Un jeu ? Car oui, jouer à RoleMaster, ça se mérite… c’est peut-être pour cela que beaucoup de monde déteste ce jeu car, seuls les meilleurs ont le privilège de rejoindre une table du seul jeu qui vaut la peine d’être joué… bon, ne fait, non, beaucoup haïssent ce jeu car il est l’exemple même du jeu trop lourd, trop complexe, trop, trop tout quoi…
Les bases du système et les trois piliers
La version la plus aboutie du système, c’est à dire Standard System (1995) et Fantasy Roleplay (1999) a été une refonte complète d’un jeu qui n’avait quasiment pas évolué depuis 1980. RuleMonster… euh non, RoleMaster, qu’est-ce donc ? Tout d’abord, le jeu repose sur un trio de livres composé du Manuel des Personnages (Characters Law), du Manuel des Combats (Arms Law) et du Manuel des Sorts (Spell Law). Compilant un minimum de 300 pages de règles sans le moindre background, il est peut-être l’un des jeux les plus indigestes. Pour combler le tout, la première édition française pouvait être complétée d’une demi-douzaine de Compagnons pour donner l’impression que le jeu est un petit peu plus évoluer que « moi voie, moi tape ».

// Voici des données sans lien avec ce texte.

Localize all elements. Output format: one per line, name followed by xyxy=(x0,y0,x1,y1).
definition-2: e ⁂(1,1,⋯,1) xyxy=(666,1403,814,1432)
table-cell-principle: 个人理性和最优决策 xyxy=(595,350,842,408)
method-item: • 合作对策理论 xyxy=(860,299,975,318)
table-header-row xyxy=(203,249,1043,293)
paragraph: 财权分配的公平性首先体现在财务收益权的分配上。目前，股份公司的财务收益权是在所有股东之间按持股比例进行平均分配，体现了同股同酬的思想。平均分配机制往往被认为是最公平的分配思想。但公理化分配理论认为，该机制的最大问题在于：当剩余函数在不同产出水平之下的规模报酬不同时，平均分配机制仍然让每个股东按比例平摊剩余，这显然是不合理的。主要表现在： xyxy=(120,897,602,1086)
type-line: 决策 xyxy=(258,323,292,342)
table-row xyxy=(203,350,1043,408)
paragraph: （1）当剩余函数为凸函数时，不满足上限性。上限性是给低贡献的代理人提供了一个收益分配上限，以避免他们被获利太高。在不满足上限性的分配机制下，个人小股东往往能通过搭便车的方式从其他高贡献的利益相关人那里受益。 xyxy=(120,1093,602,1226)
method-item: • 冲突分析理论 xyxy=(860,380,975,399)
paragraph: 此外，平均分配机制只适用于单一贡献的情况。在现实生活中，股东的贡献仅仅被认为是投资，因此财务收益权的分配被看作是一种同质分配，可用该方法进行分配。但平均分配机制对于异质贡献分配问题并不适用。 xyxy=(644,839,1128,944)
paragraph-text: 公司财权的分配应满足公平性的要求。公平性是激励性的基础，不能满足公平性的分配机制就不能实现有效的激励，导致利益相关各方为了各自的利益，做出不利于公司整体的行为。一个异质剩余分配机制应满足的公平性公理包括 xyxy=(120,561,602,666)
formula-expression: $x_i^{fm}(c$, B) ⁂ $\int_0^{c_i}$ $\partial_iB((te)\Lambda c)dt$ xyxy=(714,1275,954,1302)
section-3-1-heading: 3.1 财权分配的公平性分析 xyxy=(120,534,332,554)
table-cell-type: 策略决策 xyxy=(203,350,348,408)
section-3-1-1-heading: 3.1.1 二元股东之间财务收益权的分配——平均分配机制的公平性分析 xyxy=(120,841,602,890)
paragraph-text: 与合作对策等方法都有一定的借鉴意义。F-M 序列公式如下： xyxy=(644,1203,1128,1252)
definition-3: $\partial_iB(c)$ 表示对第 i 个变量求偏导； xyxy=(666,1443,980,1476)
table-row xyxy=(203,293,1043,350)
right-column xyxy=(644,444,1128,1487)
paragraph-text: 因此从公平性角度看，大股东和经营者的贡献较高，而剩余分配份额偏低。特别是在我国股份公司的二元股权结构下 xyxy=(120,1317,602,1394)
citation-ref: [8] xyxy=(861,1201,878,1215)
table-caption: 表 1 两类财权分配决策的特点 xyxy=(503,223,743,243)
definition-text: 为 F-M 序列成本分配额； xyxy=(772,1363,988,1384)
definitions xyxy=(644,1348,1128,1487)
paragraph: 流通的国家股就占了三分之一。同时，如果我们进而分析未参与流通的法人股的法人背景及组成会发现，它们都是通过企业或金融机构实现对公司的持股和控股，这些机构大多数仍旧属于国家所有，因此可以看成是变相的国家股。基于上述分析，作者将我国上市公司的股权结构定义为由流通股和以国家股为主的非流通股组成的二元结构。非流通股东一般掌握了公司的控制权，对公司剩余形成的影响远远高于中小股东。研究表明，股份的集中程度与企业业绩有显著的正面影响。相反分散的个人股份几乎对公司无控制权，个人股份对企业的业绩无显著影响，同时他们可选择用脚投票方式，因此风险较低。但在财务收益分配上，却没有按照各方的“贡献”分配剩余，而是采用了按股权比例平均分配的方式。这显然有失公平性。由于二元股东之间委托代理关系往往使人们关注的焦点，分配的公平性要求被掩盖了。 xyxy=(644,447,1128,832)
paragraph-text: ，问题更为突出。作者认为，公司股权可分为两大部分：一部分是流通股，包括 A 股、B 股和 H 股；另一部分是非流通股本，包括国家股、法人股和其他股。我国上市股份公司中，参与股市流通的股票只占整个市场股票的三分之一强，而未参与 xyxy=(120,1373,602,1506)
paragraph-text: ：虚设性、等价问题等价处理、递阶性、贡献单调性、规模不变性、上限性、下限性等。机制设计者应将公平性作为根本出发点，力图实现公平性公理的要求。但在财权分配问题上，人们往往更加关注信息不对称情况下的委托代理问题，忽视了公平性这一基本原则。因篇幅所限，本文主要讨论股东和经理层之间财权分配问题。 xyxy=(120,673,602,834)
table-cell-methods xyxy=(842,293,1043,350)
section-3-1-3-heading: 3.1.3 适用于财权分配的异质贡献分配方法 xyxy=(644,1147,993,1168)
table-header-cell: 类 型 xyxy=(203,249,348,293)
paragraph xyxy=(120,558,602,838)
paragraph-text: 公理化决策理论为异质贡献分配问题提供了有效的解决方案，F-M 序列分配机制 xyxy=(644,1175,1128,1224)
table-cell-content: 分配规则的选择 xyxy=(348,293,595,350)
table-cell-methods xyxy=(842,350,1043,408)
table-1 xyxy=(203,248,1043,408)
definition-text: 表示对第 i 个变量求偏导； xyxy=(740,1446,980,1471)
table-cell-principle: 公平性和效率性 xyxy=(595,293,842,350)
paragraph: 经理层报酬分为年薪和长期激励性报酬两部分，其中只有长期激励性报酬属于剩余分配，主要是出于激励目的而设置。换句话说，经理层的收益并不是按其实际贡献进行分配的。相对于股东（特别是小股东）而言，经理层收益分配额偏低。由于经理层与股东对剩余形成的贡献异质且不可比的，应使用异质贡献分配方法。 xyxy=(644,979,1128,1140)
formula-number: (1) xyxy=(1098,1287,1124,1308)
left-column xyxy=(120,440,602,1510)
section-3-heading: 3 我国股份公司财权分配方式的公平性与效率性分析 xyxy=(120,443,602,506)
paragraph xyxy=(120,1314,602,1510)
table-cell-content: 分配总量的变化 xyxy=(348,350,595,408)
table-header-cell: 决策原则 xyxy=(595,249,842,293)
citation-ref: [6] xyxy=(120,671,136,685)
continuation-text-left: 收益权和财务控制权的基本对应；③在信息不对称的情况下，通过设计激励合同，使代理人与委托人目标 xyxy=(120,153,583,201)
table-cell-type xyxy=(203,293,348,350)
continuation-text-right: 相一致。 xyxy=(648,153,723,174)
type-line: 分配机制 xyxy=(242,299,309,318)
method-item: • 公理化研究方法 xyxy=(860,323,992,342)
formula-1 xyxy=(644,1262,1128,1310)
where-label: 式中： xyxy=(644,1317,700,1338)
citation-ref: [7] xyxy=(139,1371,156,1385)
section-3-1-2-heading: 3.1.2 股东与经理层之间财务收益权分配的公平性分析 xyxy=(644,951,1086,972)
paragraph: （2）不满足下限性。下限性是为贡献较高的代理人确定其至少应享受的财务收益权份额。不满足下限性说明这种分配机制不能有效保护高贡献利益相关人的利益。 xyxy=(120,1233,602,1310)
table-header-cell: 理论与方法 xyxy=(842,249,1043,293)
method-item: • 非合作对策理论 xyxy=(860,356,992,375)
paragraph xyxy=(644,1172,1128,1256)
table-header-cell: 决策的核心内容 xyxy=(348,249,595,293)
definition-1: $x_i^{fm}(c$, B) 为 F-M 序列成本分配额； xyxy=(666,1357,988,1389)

On y trouvait par exemple, un système de compétences diverses, quelques nouvelles classes de personnages, des monstres… et des règles totalement improbables comme par exemple dans le Premier Compagnon, une règle sur le facteur d’inertie alchimique pour déterminer la difficulté d’enchantement d’un objet selon le matériau utilisé ! J’oserais aussi rappeler que RoleMaster est le seul jeu à proposer 6 variantes du semi-elfe… et des demi-nains (qui ont aussi été ajouté dans JRTM sous le nom d’Umli, mais ça, c’est une autre histoire) !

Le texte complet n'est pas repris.